Bridge Burner – Null Apostle (Art as Catharsis)

What exactly are we hearing here? The press release for Bridge Burner‘s debut full-length Null Apostle calls it blackened hardcore / grind, which is certainly a way to cram three genres into one descriptor. Even that effort doesn’t encompass the range of sounds the album subjects the listener to, as the band draws from anywhere they like in their expulsion of despair, corrosion and evil. The result is an excoriating half hour, that for all its variety of influences displays a cohesive focus and a relentless grasp of the listener’s attention.

Opening tracks The Blood Easily Follows and The Blood Never Lies flow seamlessly together, and combined they form a musical mission statement for the album to come. Easily Follows creeps into the eardrums with a howling wind and the faintest scrape of feedback, suddenly cut across by Gary Brown‘s tar-thick bassline and Cam Sinclair‘s ominous, pounding drums. Soon joined by vocalist Ben Read‘s bilous screams, the song takes it’s time to build, retreating into feedback a moment before Josh Hughes drops into the mix with a crushingly heavy guitar note. The song progresses inevitably from there, a patiently oppressive blackened doom trudge. Bridge Burner don’t allow the last notes to linger long before launching into The Blood Never Lies, a sudden grind assault that transmutes all the horror and despair of the first track into hatred and defiance. The slow, layered build is replaced with jackhammer blast beats, driving riffs and pinpoint-tight breaks and transitions.

 By no means has Bridge Burner’s reportoire of metal or punk subgenres been exhausted at this point. Keehauler mixes old-school death metal riffs in with the grind, and features superbly rage-fuelled guest vocals by Jelena Galuza (of Melbourne hardcore outfit Outright). Second single Witches Alone has the frost of second wave black metal, while lead single Cultfathers features a bitter call and response between Read and Tali Williams (local punks Human Resource and DIAL).

 Regardless of the universally dark and heavy genres they pull from throughout the album, Null Apostle always turns on those first two axis; building despair leading to explosions that never quite bring catharsis. For such a heavy and uncompromising album, the sense of pace and balance is impressive. Bridge Burner never let the listener become desensitised to the violence, or let the horror stale into ennui.
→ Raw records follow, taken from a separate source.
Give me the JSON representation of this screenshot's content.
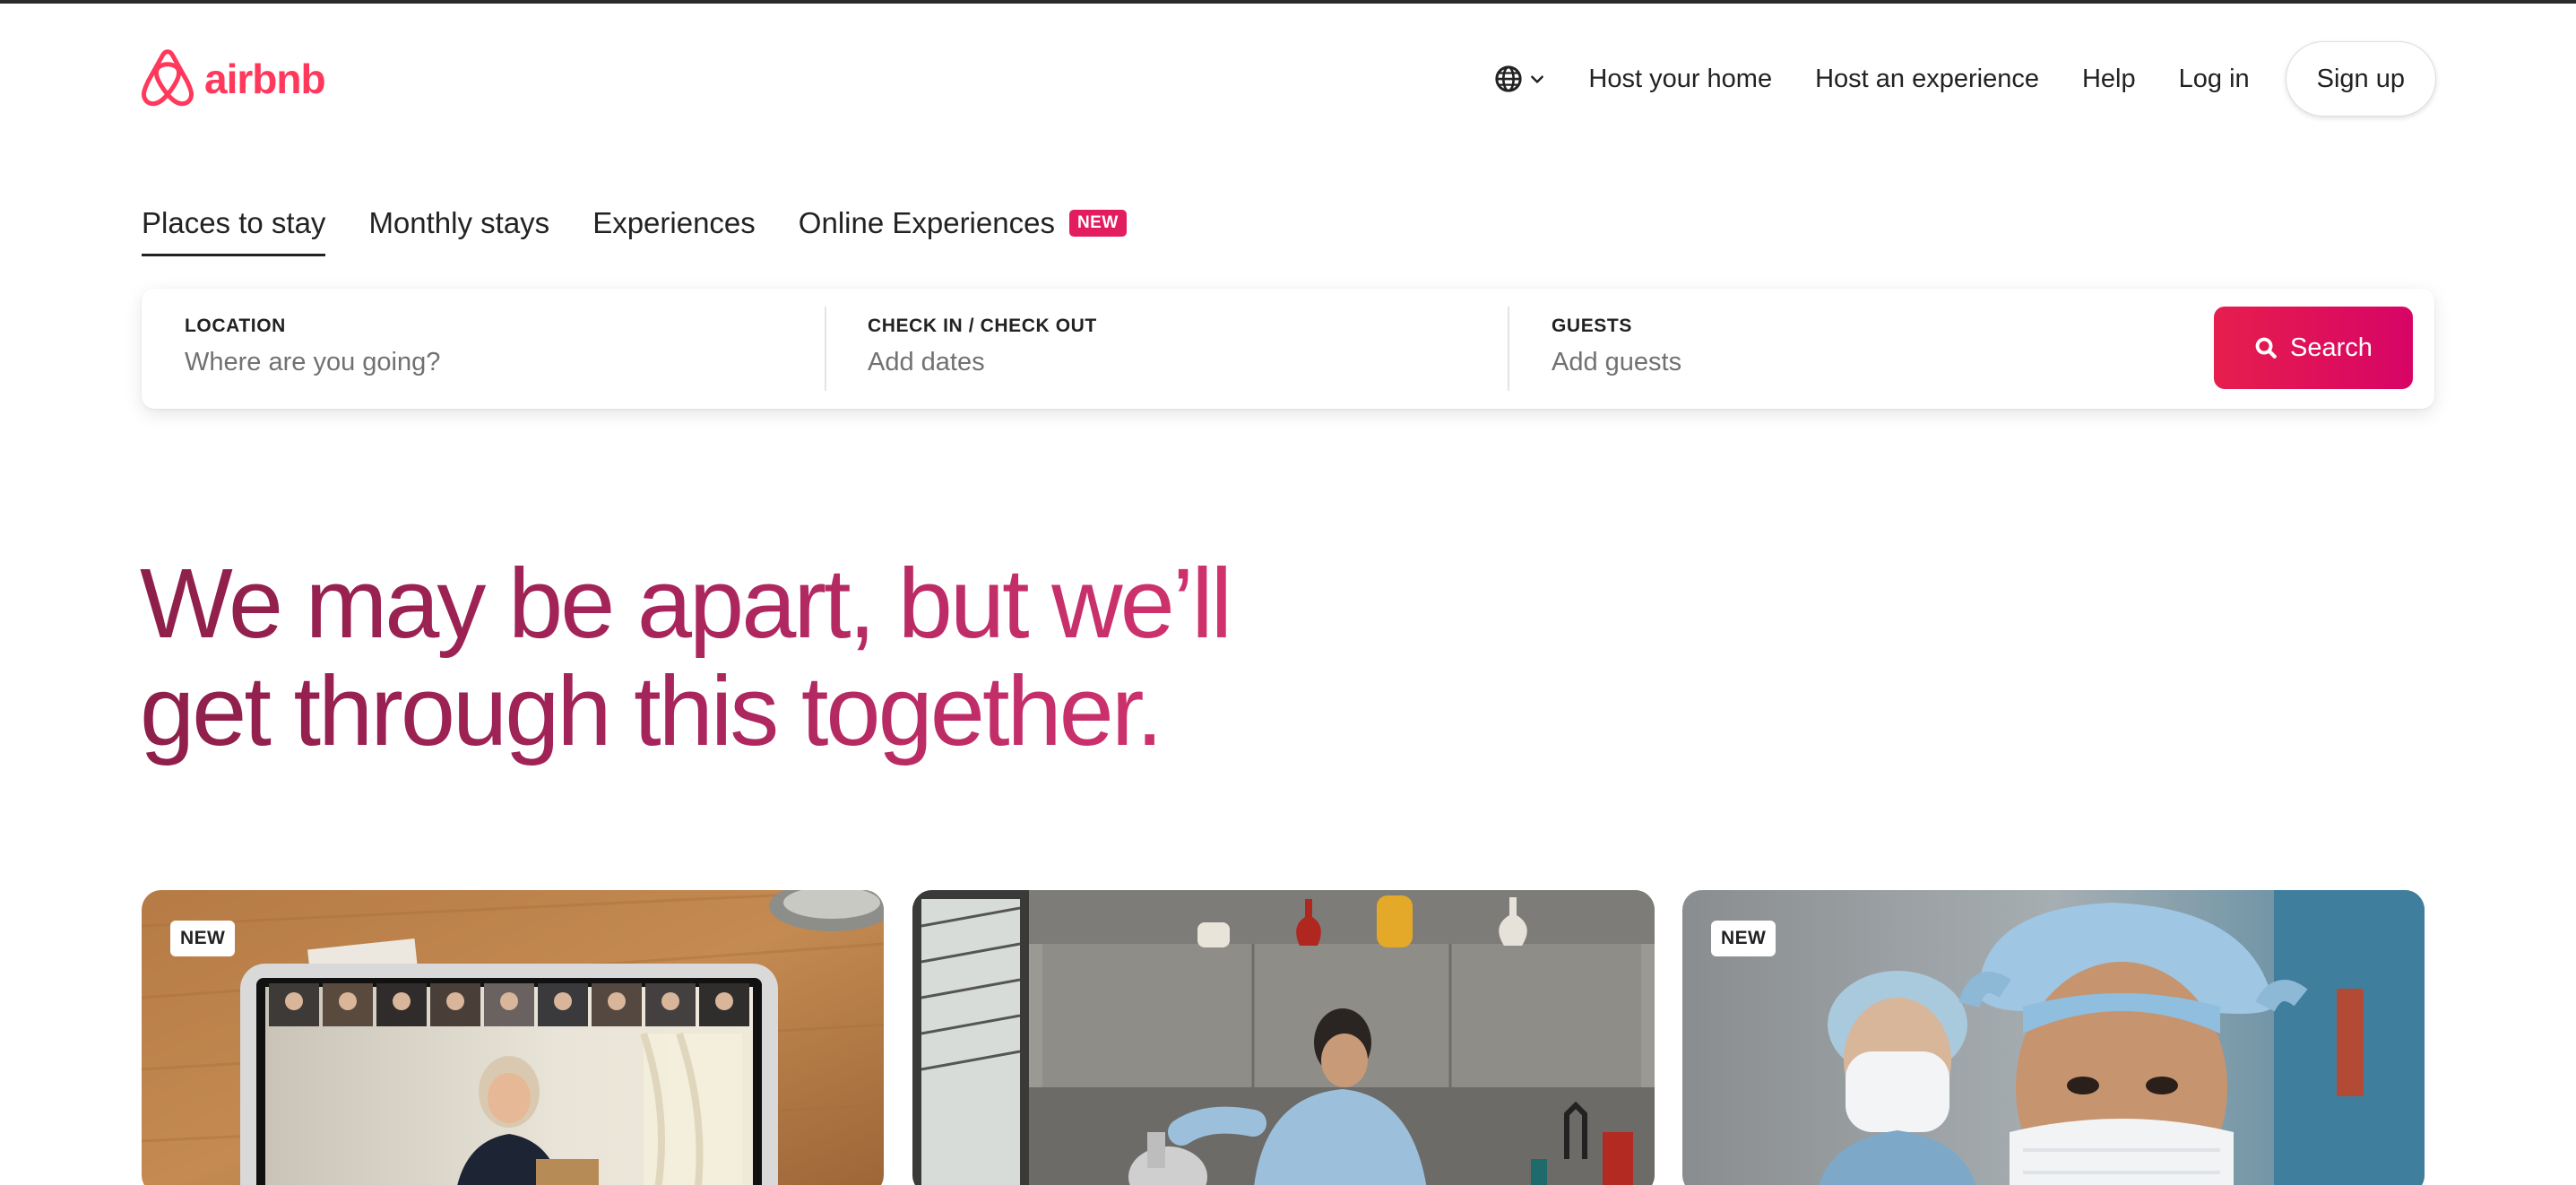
{
  "brand": {
    "name": "airbnb",
    "color": "#FF385C",
    "logo_icon": "airbnb-belo-icon"
  },
  "header": {
    "language_icon": "globe-icon",
    "menu_icon": "chevron-down-icon",
    "links": [
      "Host your home",
      "Host an experience",
      "Help",
      "Log in"
    ],
    "signup_label": "Sign up"
  },
  "tabs": [
    {
      "label": "Places to stay",
      "active": true
    },
    {
      "label": "Monthly stays",
      "active": false
    },
    {
      "label": "Experiences",
      "active": false
    },
    {
      "label": "Online Experiences",
      "active": false,
      "badge": "NEW"
    }
  ],
  "search": {
    "location_label": "LOCATION",
    "location_placeholder": "Where are you going?",
    "dates_label": "CHECK IN / CHECK OUT",
    "dates_placeholder": "Add dates",
    "guests_label": "GUESTS",
    "guests_placeholder": "Add guests",
    "button_label": "Search",
    "button_icon": "search-icon",
    "button_color": "#E61E4D"
  },
  "hero": {
    "line1": "We may be apart, but we’ll",
    "line2": "get through this together.",
    "gradient_start": "#8E1F4A",
    "gradient_end": "#D8346E"
  },
  "cards": [
    {
      "badge": "NEW",
      "image": "online-experience-video-call-photo"
    },
    {
      "badge": "",
      "image": "man-cooking-in-kitchen-photo"
    },
    {
      "badge": "NEW",
      "image": "healthcare-workers-masks-photo"
    }
  ]
}
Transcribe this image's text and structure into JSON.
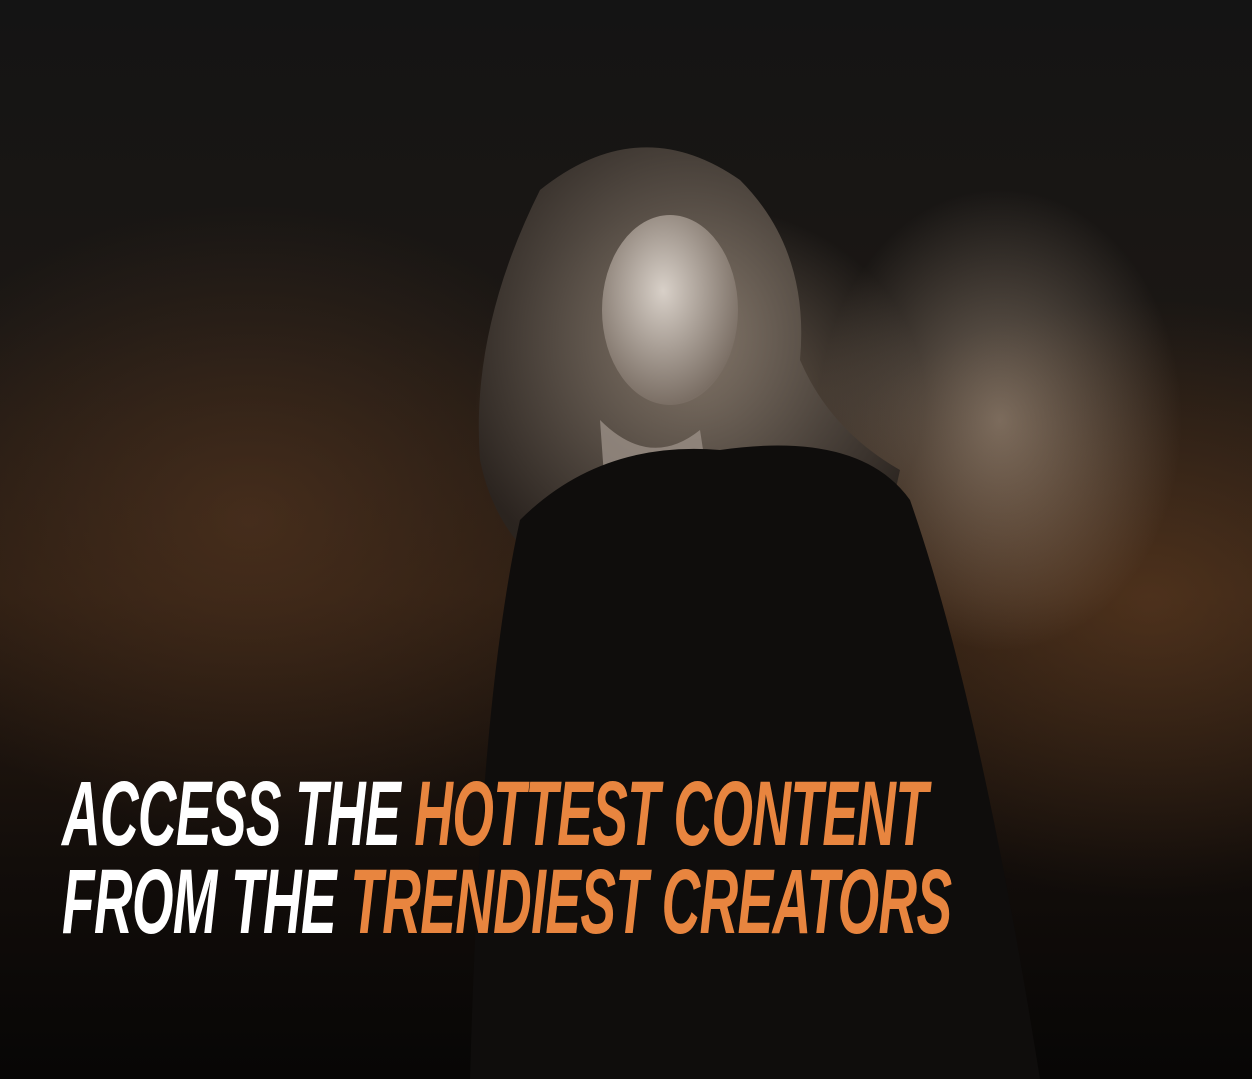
{
  "headline": {
    "line1_white": "ACCESS THE ",
    "line1_orange": "HOTTEST CONTENT",
    "line2_white": "FROM THE ",
    "line2_orange": "TRENDIEST CREATORS"
  },
  "colors": {
    "accent": "#e8853f",
    "text": "#ffffff",
    "background": "#0c0a09"
  }
}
 And the performances are masterful. Read sounds disgusted and desperate, moving between deep death growls and raspy shrieks. Sinclair sound equally at home with driving metal or pounding hardcore, while Hughes can scrape out your ears at one moments and crush your intestines the next. Throughout it all that grossly thick bass binds everything like napalm. It’s a dense and complex album, but I’m going to wrap it up simply: Null Apostle is a tour de force.